The attention economy has taken over our lives completely. Unless one is enrolled in university or finds exceptional focus it is hard to get out of the content consumtpion loop and shift to the content creation side. After a day's work, doing the chores of adulthood and sleep there's little time to be spent learning new skills and finding the interest to develop them, while doom-scrolling bypasses this lack

The ubiquity of the attention economy makes sure that there's no premium on encouraging people to learn and the onus is put on the individuals to fight their battles with digital addiction as the corporations behind them make bank. Where does one even begin in a sea of distractions where having no phone or internet is equivalent to losing half of one's soul? Modern workplaces, relationships and bureacracy require one to be perpetually online to be on top of things, so being a Luddite and disconnecting from the world is not the solution, nor is the self-discipline, which is the equivalent of telling a coke addict to detox through song and prayer.

Unfortunately, this prevailing trend could have detrimental consequences for humanity in the long run. As more people are encouraged to consume content rather than contribute to it, and to adopt prevailing opinions rather than nurturing independent thought, society risks becoming insulated in a cocoon of global perspectives devoid of critical filtration. A populace accustomed to passive consumption might struggle to confront the unfiltered challenges of reality, impeding the cultivation of proactive and creative thinking.

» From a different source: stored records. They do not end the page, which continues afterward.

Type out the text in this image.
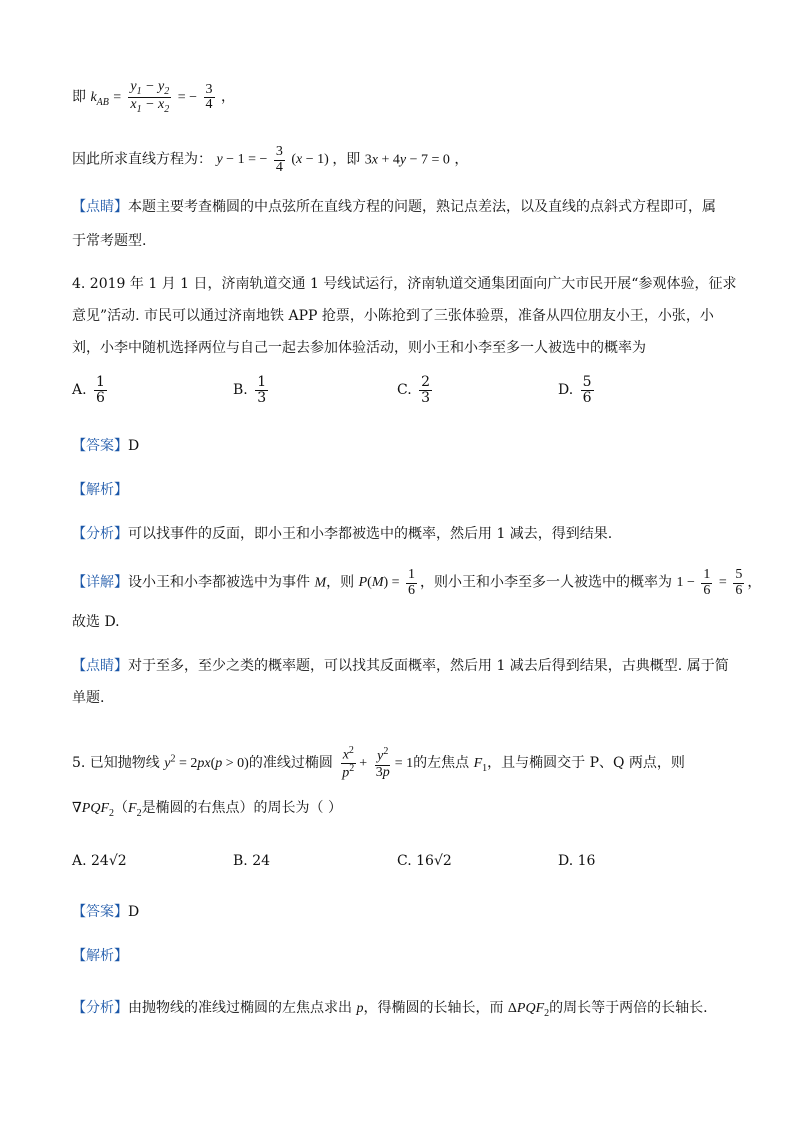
即 $k_{AB} = \frac{y_1 - y_2}{x_1 - x_2}$ = − $\frac{3}{4}$ ，
因此所求直线方程为： y − 1 = − $\frac{3}{4} (x - 1)$ ，即 3x + 4y − 7 = 0 ，
【点睛】本题主要考查椭圆的中点弦所在直线方程的问题，熟记点差法，以及直线的点斜式方程即可，属
于常考题型.
4. 2019 年 1 月 1 日，济南轨道交通 1 号线试运行，济南轨道交通集团面向广大市民开展“参观体验，征求
意见”活动. 市民可以通过济南地铁 APP 抢票，小陈抢到了三张体验票，准备从四位朋友小王，小张，小
刘，小李中随机选择两位与自己一起去参加体验活动，则小王和小李至多一人被选中的概率为
A. $\frac{1}{6}$	B. $\frac{1}{3}$	C. $\frac{2}{3}$	D. $\frac{5}{6}$
【答案】D
【解析】
【分析】可以找事件的反面，即小王和小李都被选中的概率，然后用 1 减去，得到结果.
【详解】设小王和小李都被选中为事件 M，则 $P(M) = \frac{1}{6}$ ，则小王和小李至多一人被选中的概率为 $1 - \frac{1}{6} = \frac{5}{6}$ ，
故选 D.
【点睛】对于至多，至少之类的概率题，可以找其反面概率，然后用 1 减去后得到结果，古典概型. 属于简
单题.
5. 已知抛物线 $y^2 = 2px(p > 0)$的准线过椭圆 $\frac{x^2}{p^2} + \frac{y^2}{3p} = 1$的左焦点 $F_1$，且与椭圆交于 P、Q 两点，则
$\nabla PQF_2(F_2$是椭圆的右焦点）的周长为（ ）
A. 24√2	B. 24	C. 16√2	D. 16
【答案】D
【解析】
【分析】由抛物线的准线过椭圆的左焦点求出 p，得椭圆的长轴长，而 $\Delta PQF_2$的周长等于两倍的长轴长.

How does one learn in such an environment? And to what purpose does this learning serve? One of the ways that seem promising is to use the internet as a tool to teach others, shares one's experiences and serve as a notebook of progress, refining one's own learning process while also inspiring others. Another would be to do a hard social media reset and a blanket wipe of distracting apps from every computing device and set-up a daily routine of distraction-free learning, though this method requires immense willpower and one also needs to find a greater purpose towards the goal they're learning for. Either way, the battle to regain our attention from digital corporations to individual selves requires an almost spiritual levels of patience and understanding of our thought processes, environments and the human weakness to procrastinate.

#work #internet #consumerism


Where do modern humans go to find their soul? What's the physical space that's share by all that also doubles as a spiritual extension of the self? The churches and temples have been replaced with disillusionment and technological progress. The people who haunt these former spiritual mines are relegated to the forgotten and stupid. Regular attendance to these former seats of glory requires a commitment different from one which modern societies are aligned towards, of constant growth and efficiency. Where do we find our souls then?

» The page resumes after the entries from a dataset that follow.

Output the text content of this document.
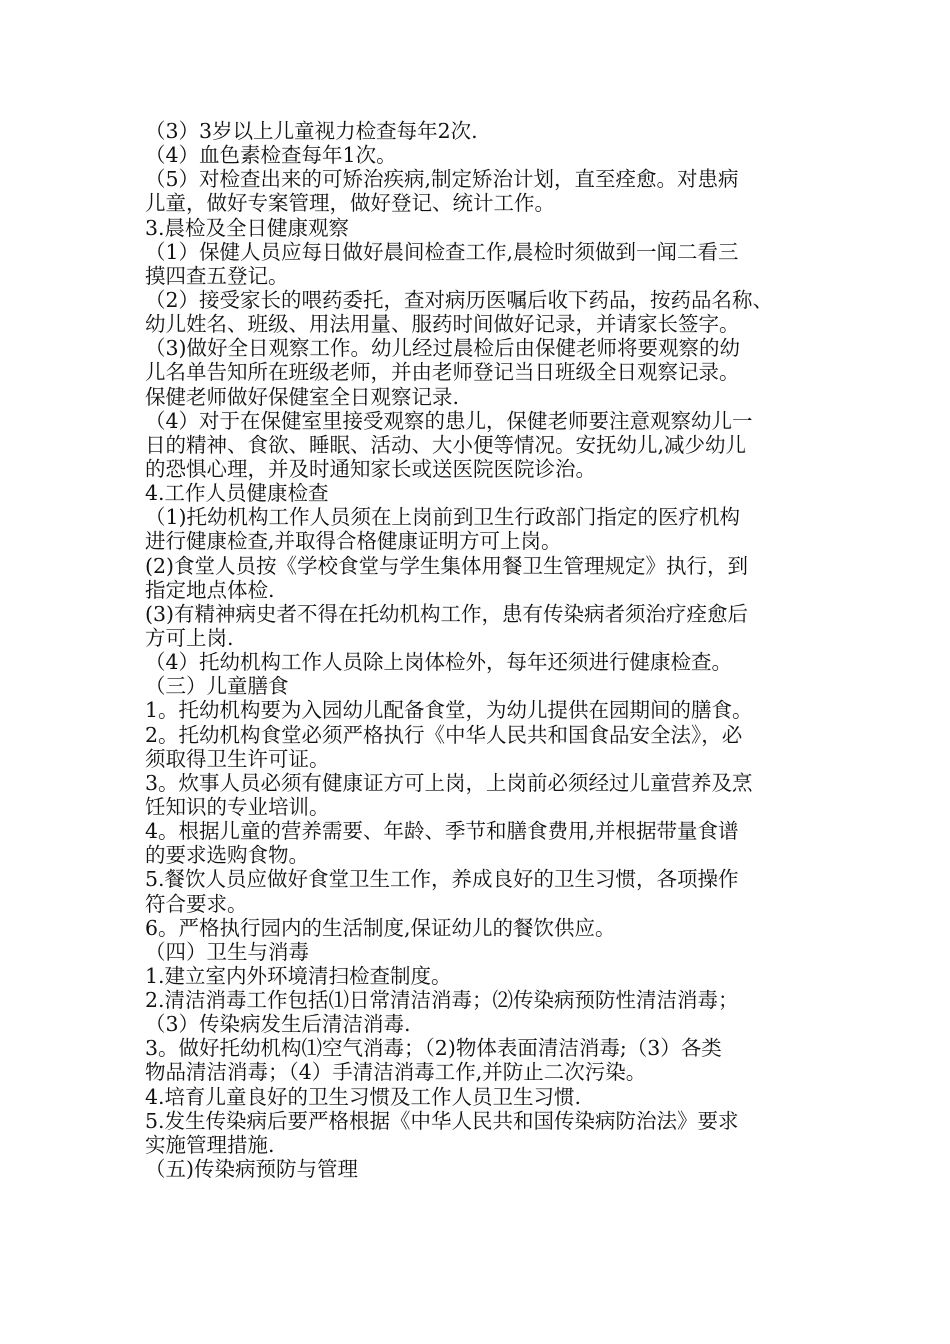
（3）3岁以上儿童视力检查每年2次.
（4）血色素检查每年1次。
（5）对检查出来的可矫治疾病,制定矫治计划，直至痊愈。对患病
儿童，做好专案管理，做好登记、统计工作。
3.晨检及全日健康观察
（1）保健人员应每日做好晨间检查工作,晨检时须做到一闻二看三
摸四查五登记。
（2）接受家长的喂药委托，查对病历医嘱后收下药品，按药品名称、
幼儿姓名、班级、用法用量、服药时间做好记录，并请家长签字。
（3)做好全日观察工作。幼儿经过晨检后由保健老师将要观察的幼
儿名单告知所在班级老师，并由老师登记当日班级全日观察记录。
保健老师做好保健室全日观察记录.
（4）对于在保健室里接受观察的患儿，保健老师要注意观察幼儿一
日的精神、食欲、睡眠、活动、大小便等情况。安抚幼儿,减少幼儿
的恐惧心理，并及时通知家长或送医院医院诊治。
4.工作人员健康检查
（1)托幼机构工作人员须在上岗前到卫生行政部门指定的医疗机构
进行健康检查,并取得合格健康证明方可上岗。
(2)食堂人员按《学校食堂与学生集体用餐卫生管理规定》执行，到
指定地点体检.
(3)有精神病史者不得在托幼机构工作，患有传染病者须治疗痊愈后
方可上岗.
（4）托幼机构工作人员除上岗体检外，每年还须进行健康检查。
（三）儿童膳食
1。托幼机构要为入园幼儿配备食堂，为幼儿提供在园期间的膳食。
2。托幼机构食堂必须严格执行《中华人民共和国食品安全法》，必
须取得卫生许可证。
3。炊事人员必须有健康证方可上岗，上岗前必须经过儿童营养及烹
饪知识的专业培训。
4。根据儿童的营养需要、年龄、季节和膳食费用,并根据带量食谱
的要求选购食物。
5.餐饮人员应做好食堂卫生工作，养成良好的卫生习惯，各项操作
符合要求。
6。严格执行园内的生活制度,保证幼儿的餐饮供应。
（四）卫生与消毒
1.建立室内外环境清扫检查制度。
2.清洁消毒工作包括⑴日常清洁消毒；⑵传染病预防性清洁消毒；
（3）传染病发生后清洁消毒.
3。做好托幼机构⑴空气消毒；（2)物体表面清洁消毒;（3）各类
物品清洁消毒；（4）手清洁消毒工作,并防止二次污染。
4.培育儿童良好的卫生习惯及工作人员卫生习惯.
5.发生传染病后要严格根据《中华人民共和国传染病防治法》要求
实施管理措施.
（五)传染病预防与管理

Our salves are on the supermarket racks, all redesigned and in “new” formulas, the packaging made to contain all the artifice behind pastoral images of deliverance. In the supermarket, we're all one, our religion determined by our economic preferences.. the organic markets for the elite cultists and the everyday discounters for the masses. The priest is now the cashier scanning our inner desires and sending our payments of prayers to an invisible payment processor, who exists in forms unimaginable but before us it is a plastic chunk. “Pray to thee Mastercard, and let peace be upon us” or “Visahu Akbar”, we internally pray, our life's meaning disintegrated to a point of sale transaction. All transactions are little prayers, one in made in hope that we're not found as frauds or bankrupt. The lowest rungs of hell are populated by those who cannot pay, as anyone with a non-functioning credit card at a supermarket checkout line or hanging outside the supermarket doors with wrinkled paper cups and broken teeth can attest.

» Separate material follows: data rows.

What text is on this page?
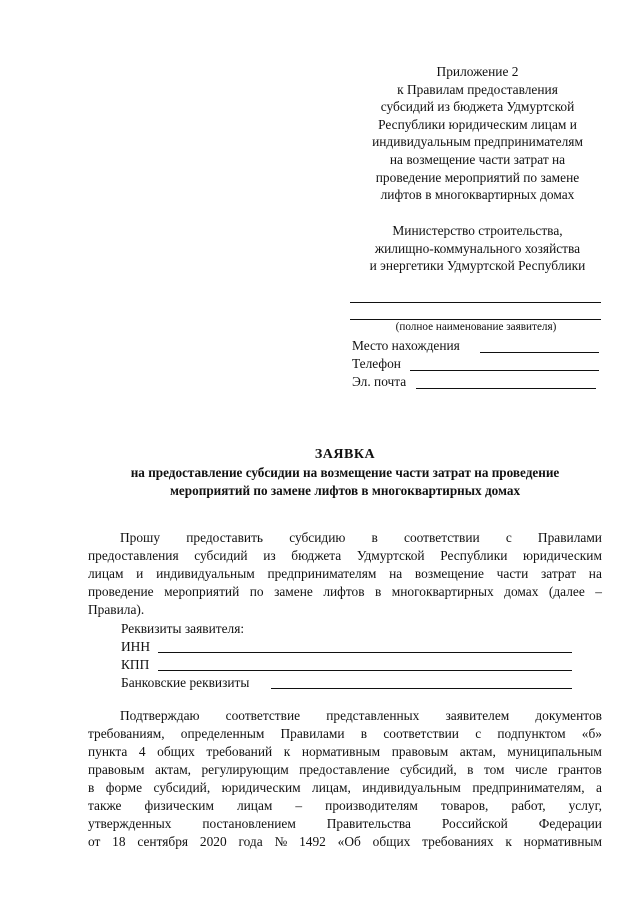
Приложение 2
к Правилам предоставления
субсидий из бюджета Удмуртской
Республики юридическим лицам и
индивидуальным предпринимателям
на возмещение части затрат на
проведение мероприятий по замене
лифтов в многоквартирных домах
Министерство строительства,
жилищно-коммунального хозяйства
и энергетики Удмуртской Республики
(полное наименование заявителя)
Место нахождения
Телефон
Эл. почта
ЗАЯВКА
на предоставление субсидии на возмещение части затрат на проведение
мероприятий по замене лифтов в многоквартирных домах
Прошу предоставить субсидию в соответствии с Правилами
предоставления субсидий из бюджета Удмуртской Республики юридическим
лицам и индивидуальным предпринимателям на возмещение части затрат на
проведение мероприятий по замене лифтов в многоквартирных домах (далее –
Правила).
Реквизиты заявителя:
ИНН
КПП
Банковские реквизиты
Подтверждаю соответствие представленных заявителем документов
требованиям, определенным Правилами в соответствии с подпунктом «б»
пункта 4 общих требований к нормативным правовым актам, муниципальным
правовым актам, регулирующим предоставление субсидий, в том числе грантов
в форме субсидий, юридическим лицам, индивидуальным предпринимателям, а
также физическим лицам – производителям товаров, работ, услуг,
утвержденных постановлением Правительства Российской Федерации
от 18 сентября 2020 года № 1492 «Об общих требованиях к нормативным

Where the damned go to beg is a good indicator of where the collective spirit of our soul lives. While the original spiritual centers become depopulated, there's increasing lines outside the busy commercial centers of the city. Our ideas of green fields, blue skies and cows with bells dangling from their necks, this Alpine idea of heaven is pasted on disposable milk cartons, the only touch with the teats of mother nature. Stories of indifference and exploitation constantly mirror our lives and yet after consuming them our real salvation is in the supermarket racks, finding the best deal, that favorite fruit or a extravagant box of sugar, hallucinating of making a difference while tethered to our irreversible desires. Long live the supermarket, for hell would be a world without one.